There are many dancers who are natural “turners.” Just like some people have an amazing high jump or a crazy, leggy extension, “turners” are great at pirouettes and seem to float around endlessly with complete relaxation. It’s very natural to them.
I’ve discovered that most of what makes a great turner is that they spot quickly, consistently, and with a very precise rhythm that allows them to just keep on turning. A very special balance between staying pulled up, lifting into the end of a pirouette and “spinning” is what the best turners do.
Those dancers that aren’t amazing turners -myself included – need to work on the momentum and the natural sense of turning that these fantastic music-box ballerinas have. We are on the other side of the spectrum from spinning: we don’t have enough force and momentum to get around as many times as we wish! This will come from practice, as well as establishing a very precise rhythm of spotting.

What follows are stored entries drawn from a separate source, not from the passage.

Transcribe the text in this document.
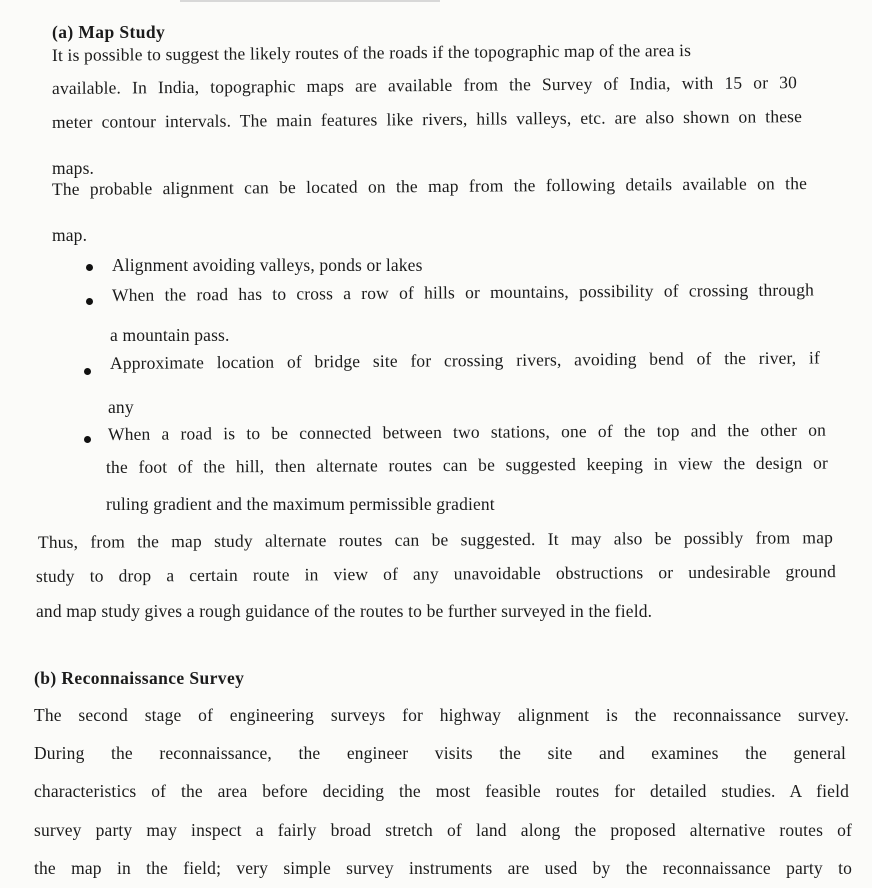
(a) Map Study
It is possible to suggest the likely routes of the roads if the topographic map of the area is
available. In India, topographic maps are available from the Survey of India, with 15 or 30
meter contour intervals. The main features like rivers, hills valleys, etc. are also shown on these
maps.
The probable alignment can be located on the map from the following details available on the
map.
Alignment avoiding valleys, ponds or lakes
When the road has to cross a row of hills or mountains, possibility of crossing through
a mountain pass.
Approximate location of bridge site for crossing rivers, avoiding bend of the river, if
any
When a road is to be connected between two stations, one of the top and the other on
the foot of the hill, then alternate routes can be suggested keeping in view the design or
ruling gradient and the maximum permissible gradient
Thus, from the map study alternate routes can be suggested. It may also be possibly from map
study to drop a certain route in view of any unavoidable obstructions or undesirable ground
and map study gives a rough guidance of the routes to be further surveyed in the field.
(b) Reconnaissance Survey
The second stage of engineering surveys for highway alignment is the reconnaissance survey.
During the reconnaissance, the engineer visits the site and examines the general
characteristics of the area before deciding the most feasible routes for detailed studies. A field
survey party may inspect a fairly broad stretch of land along the proposed alternative routes of
the map in the field; very simple survey instruments are used by the reconnaissance party to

Sometimes, if you want to find a happy medium in something, you have to do the complete opposite to what you are already doing to hit the solution and achieve the quality between those two extremes. This situation is just that: the non-turners that are hesitant to turn are on one side and the crazy spinners are on the other. Amazing turners are right in the middle.
Therefore, what is the opposite of these scared turners? Spinners. What is the complete replication of spinning? A turning board! If you are one of those tense, hesitant turners, turning boards can help you establish a better spot, rhythm and turning instinct that all of those great turners have buried inside of them somewhere.
The great part about turning boards is that they are portable and easy to use. As I am one of those hesitant turners, especially to the right side, I like to take one to use before class and just turn until I can do five or six pirouettes on the board to my bad side. Then I call it a day. I’ve established much more confidence and rhythm in my turns through this technique, and I can already see improvement. I’m now getting many more triples to that side than I used to.
The caution so many teachers express towards turn boards is aimed at those who are already natural turners. If you have a great head spot already and it is only your technique that is lacking, the use of a turning board might have the undesired effect of transforming you into one of those “spinners.” If you are already in the healthy middle area, or you are leaning slightly toward the spinning side of the spectrum, turning boards could really throw you off and turn you into a crazy tornado.
So, in conclusion, turning boards are a great tool for the dancer who is hesitant and has not developed a rhythmic head spot. For the dancer who is already in the healthy medium or is a “spinner,” they should be avoided. I hope this is helpful, and I’ll see you guys on Friday!